Pair Corralation between First National and Clearway Energy

Given the investment horizon of 90 days First National is expected to generate 2.72 times less return on investment than Clearway Energy. In addition to that, First National is 7.75 times more volatile than Clearway Energy. It trades about 0.0 of its total potential returns per unit of risk. Clearway Energy is currently generating about 0.06 per unit of volatility. If you would invest  2,604  in Clearway Energy on September 3, 2024 and sell it today you would earn a total of  177.00  from holding Clearway Energy or generate 6.8% return on investment over 90 days.
Time Period3 Months [change]
DirectionMoves Together 
StrengthWeak
Accuracy98.46%
ValuesDaily Returns

First National Energy  vs.  Clearway Energy

 Performance 
       Timeline  
First National Energy 

Risk-Adjusted Performance

0 of 100

 
Weak
 
Strong
Very Weak
Over the last 90 days First National Energy has generated negative risk-adjusted returns adding no value to investors with long positions. In spite of rather sound technical and fundamental indicators, First National is not utilizing all of its potentials. The latest stock price tumult, may contribute to shorter-term losses for the shareholders.
Clearway Energy 

Risk-Adjusted Performance

4 of 100

 
Weak
 
Strong
Insignificant
Compared to the overall equity markets, risk-adjusted returns on investments in Clearway Energy are ranked lower than 4 (%) of all global equities and portfolios over the last 90 days. Despite somewhat weak technical and fundamental indicators, Clearway Energy may actually be approaching a critical reversion point that can send shares even higher in January 2025.

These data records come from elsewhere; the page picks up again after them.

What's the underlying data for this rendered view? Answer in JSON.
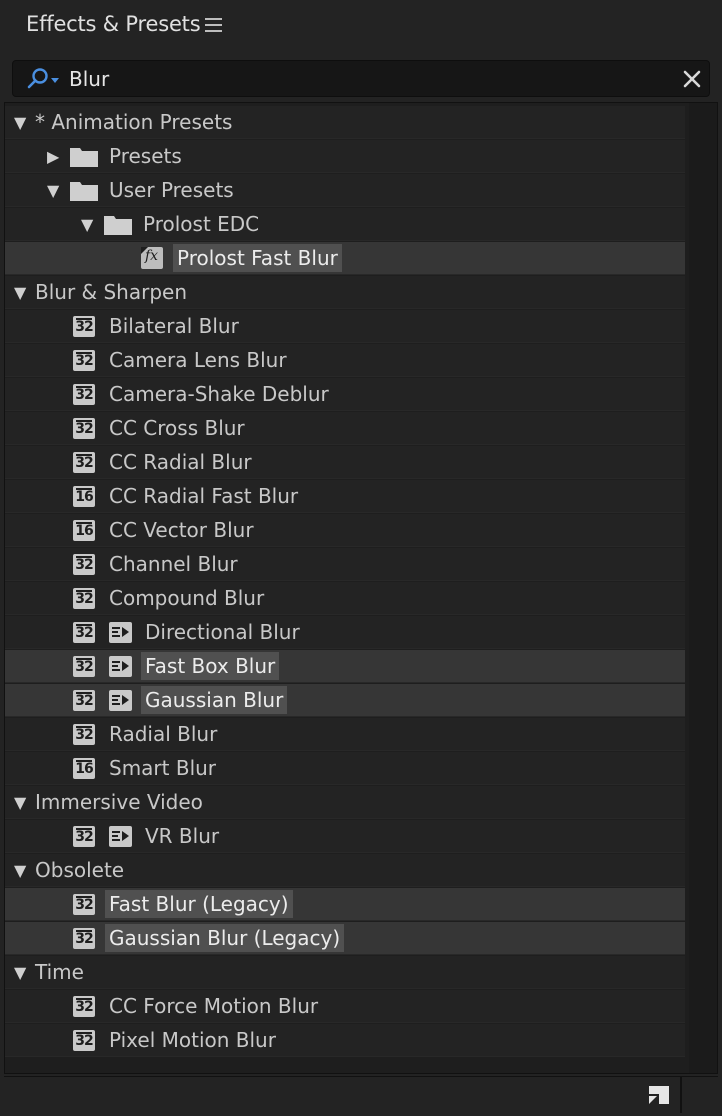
{
  "panel": {
    "title": "Effects & Presets",
    "menu_icon": "hamburger-icon"
  },
  "search": {
    "value": "Blur",
    "icon": "magnifier-dropdown-icon",
    "clear_icon": "close-icon"
  },
  "tree": [
    {
      "kind": "category",
      "label": "* Animation Presets",
      "expanded": true
    },
    {
      "kind": "folder",
      "label": "Presets",
      "expanded": false,
      "depth": 1
    },
    {
      "kind": "folder",
      "label": "User Presets",
      "expanded": true,
      "depth": 1
    },
    {
      "kind": "folder",
      "label": "Prolost EDC",
      "expanded": true,
      "depth": 2
    },
    {
      "kind": "preset",
      "label": "Prolost Fast Blur",
      "depth": 3,
      "selected": true
    },
    {
      "kind": "category",
      "label": "Blur & Sharpen",
      "expanded": true
    },
    {
      "kind": "effect",
      "label": "Bilateral Blur",
      "bpc": "32",
      "gpu": false
    },
    {
      "kind": "effect",
      "label": "Camera Lens Blur",
      "bpc": "32",
      "gpu": false
    },
    {
      "kind": "effect",
      "label": "Camera-Shake Deblur",
      "bpc": "32",
      "gpu": false
    },
    {
      "kind": "effect",
      "label": "CC Cross Blur",
      "bpc": "32",
      "gpu": false
    },
    {
      "kind": "effect",
      "label": "CC Radial Blur",
      "bpc": "32",
      "gpu": false
    },
    {
      "kind": "effect",
      "label": "CC Radial Fast Blur",
      "bpc": "16",
      "gpu": false
    },
    {
      "kind": "effect",
      "label": "CC Vector Blur",
      "bpc": "16",
      "gpu": false
    },
    {
      "kind": "effect",
      "label": "Channel Blur",
      "bpc": "32",
      "gpu": false
    },
    {
      "kind": "effect",
      "label": "Compound Blur",
      "bpc": "32",
      "gpu": false
    },
    {
      "kind": "effect",
      "label": "Directional Blur",
      "bpc": "32",
      "gpu": true
    },
    {
      "kind": "effect",
      "label": "Fast Box Blur",
      "bpc": "32",
      "gpu": true,
      "selected": true
    },
    {
      "kind": "effect",
      "label": "Gaussian Blur",
      "bpc": "32",
      "gpu": true,
      "selected": true
    },
    {
      "kind": "effect",
      "label": "Radial Blur",
      "bpc": "32",
      "gpu": false
    },
    {
      "kind": "effect",
      "label": "Smart Blur",
      "bpc": "16",
      "gpu": false
    },
    {
      "kind": "category",
      "label": "Immersive Video",
      "expanded": true
    },
    {
      "kind": "effect",
      "label": "VR Blur",
      "bpc": "32",
      "gpu": true
    },
    {
      "kind": "category",
      "label": "Obsolete",
      "expanded": true
    },
    {
      "kind": "effect",
      "label": "Fast Blur (Legacy)",
      "bpc": "32",
      "gpu": false,
      "selected": true
    },
    {
      "kind": "effect",
      "label": "Gaussian Blur (Legacy)",
      "bpc": "32",
      "gpu": false,
      "selected": true
    },
    {
      "kind": "category",
      "label": "Time",
      "expanded": true
    },
    {
      "kind": "effect",
      "label": "CC Force Motion Blur",
      "bpc": "32",
      "gpu": false
    },
    {
      "kind": "effect",
      "label": "Pixel Motion Blur",
      "bpc": "32",
      "gpu": false
    }
  ],
  "footer": {
    "new_folder_icon": "new-preset-folder-icon"
  }
}
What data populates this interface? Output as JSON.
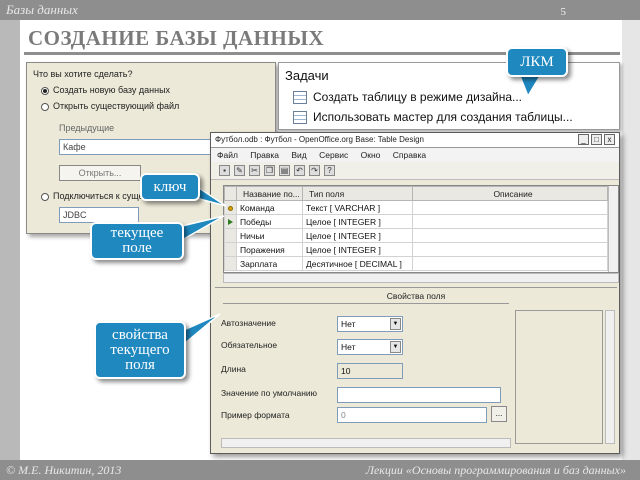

First National and Clearway Energy Volatility Contrast

   Predicted Return Density   
       Returns  

Pair Trading with First National and Clearway Energy

The main advantage of trading using opposite First National and Clearway Energy positions is that it hedges away some unsystematic risk. Because of two separate transactions, even if First National position performs unexpectedly, Clearway Energy can make up some of the losses. Pair trading also minimizes risk from directional movements in the market. For example, if an entire industry or sector drops because of unexpected headlines, the short position in Clearway Energy will offset losses from the drop in Clearway Energy's long position.
The idea behind First National Energy and Clearway Energy pairs trading is to make the combined position market-neutral, meaning the overall market's direction will not affect its win or loss (or potential downside or upside). This can be achieved by designing a pairs trade with two highly correlated stocks or equities that operate in a similar space or sector, making it possible to obtain profits through simple and relatively low-risk investment.
Check out your portfolio center.
Note that this page's information should be used as a complementary analysis to find the right mix of equity instruments to add to your existing portfolios or create a brand new portfolio. You can also try the Portfolio Center module to all portfolio management and optimization tools to improve performance of your portfolios.